Con alma y vida, lo mismo si sigo apellidándome republicano, como si me he apartado definitivamente de la vida pública; -ahí me encontrará á su lado, en tanto yo aliente, Zaragoza; jamás en el Parlamento. Vayan otros á él: les acompañarán mis respetos, aunque también la convicción que abrigo de que muy pronto, así ellos como el partido, han de darme la razón, y ojalá cuando me la den no sea ya tarde... (Aplausos.)

Permitidme ahora una última reflexión á propósito del próximo Centenario de los Sitios y de la situación en que va á sorprendernos, si España sigue tan dejada de la mano de Dios y de los españoles como viene estando desde hace una, desde hace tres, desde hace once generaciones.

Dentro de tres años vais á celebrar el Centenario de los Sitios puestos á Zaragoza por el general francés Lefebvre y por el general De Lannes; y como es natural, queréis preguntaros -es decir, querremos preguntarnos, pues dentro de la ciudad sitiada había combatientes y defensores de varia procedencia; -(estaban, verbigracia, los famosos tercios de Barbastro),- querremos preguntarnos qué frutos han dado para Aragón, qué bienes han traído á España aquellas espantables desgarradoras tragedias; qué beneficios ha producido para los nietos y los biznietos el heroico sacrificio de los abuelos. Quiero daros una muestra por adelantado, que sea como un principio de respuesta, á aquella formidable interrogación.

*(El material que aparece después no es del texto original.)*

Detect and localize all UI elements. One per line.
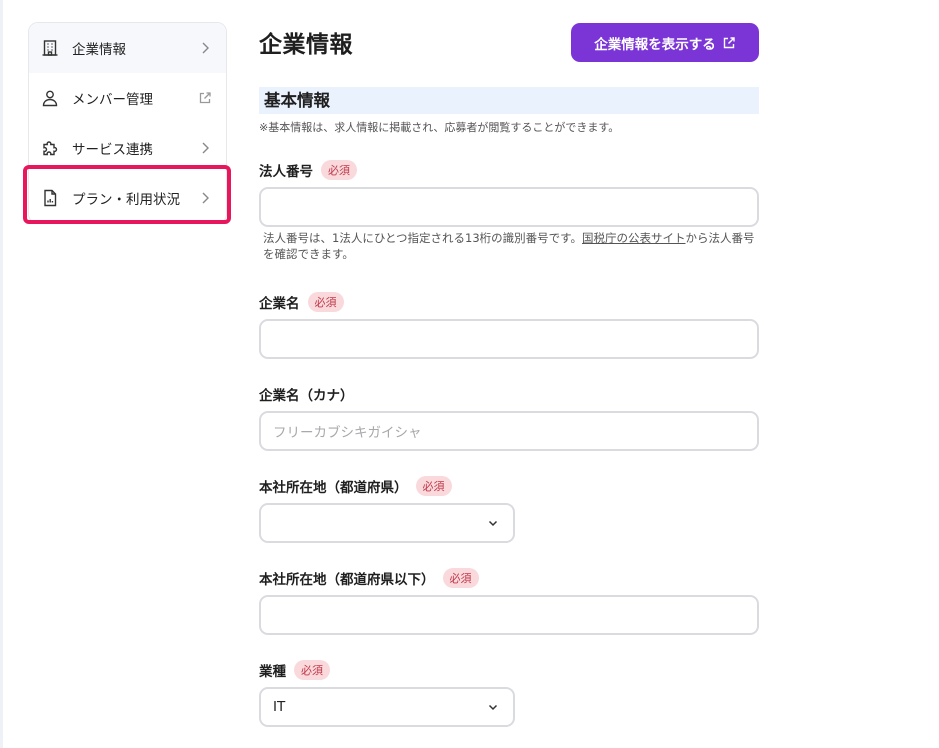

En muy poco tiempo, en menos de una generación, 80.000 aragoneses han pasado el Pirineo para ir á pedir un jornal ó una limosna á los nietos de De Lannes y Le Febvre, sitiadores de Zaragoza. (Sensación.) En igual tiempo, 150.000 españoles de las provincias ribereñas del Mediterráneo, un día conquista de Aragón, han pasado el mar y se han avecindado en Argelia, á la sombra del pabellón francés, satisfechos de haber encontrado, por fin, el pan y la protección que no había querido ó no había sabido procurarles esta descastada dinastía borbónica con que nos obsequió un rey hechizado. (Aplausos.) ¿Y sabéis por qué? ¿Sabéis por qué la nación francesa se ha repuesto de su quiebra y se ha hecho grande, fuerte, opulenta, bien regida y ha podido acoger fraternalmente en su seno á esos pobres trabajadores españoles cuyos abuelos se dieron en holocausto á la dinastía de los Borbones, haciéndose matar al grito de «muera Francia»? Porque Francia, al día siguiente de Sedán, tuvo el buen sentido de enviar á paseo á Napoleón é instaurar en lugar suyo el régimen republicano; al paso que nosotros, burros y cobardes y suicidas, sin instinto y sin vergüenza, al día siguiente de nuestros Sedanes, en vez de proclamar la República, dejamos que nos enviase á paseo á nosotros un Napoleón de doce años. (Aplausos.) Porque con nuestro criminal encogimiento de hombros, hemos dado lugar á que se desprendieran y se dispersaran, perdidas para siempre, las últimas hojas de nuestro calendario. Y yo os digo, les digo á los aragoneses, les digo á los españoles: si á la fecha de este vuestro primer Centenario la República no lleva ya adelantada la revolución desde el poder, Zaragoza no celebrará el Centenario una segunda vez, porque cuando el segundo Centenario llegue, hará ya mucho tiempo que España habrá quedado borrada del mapa. (Aplausos prolongados.)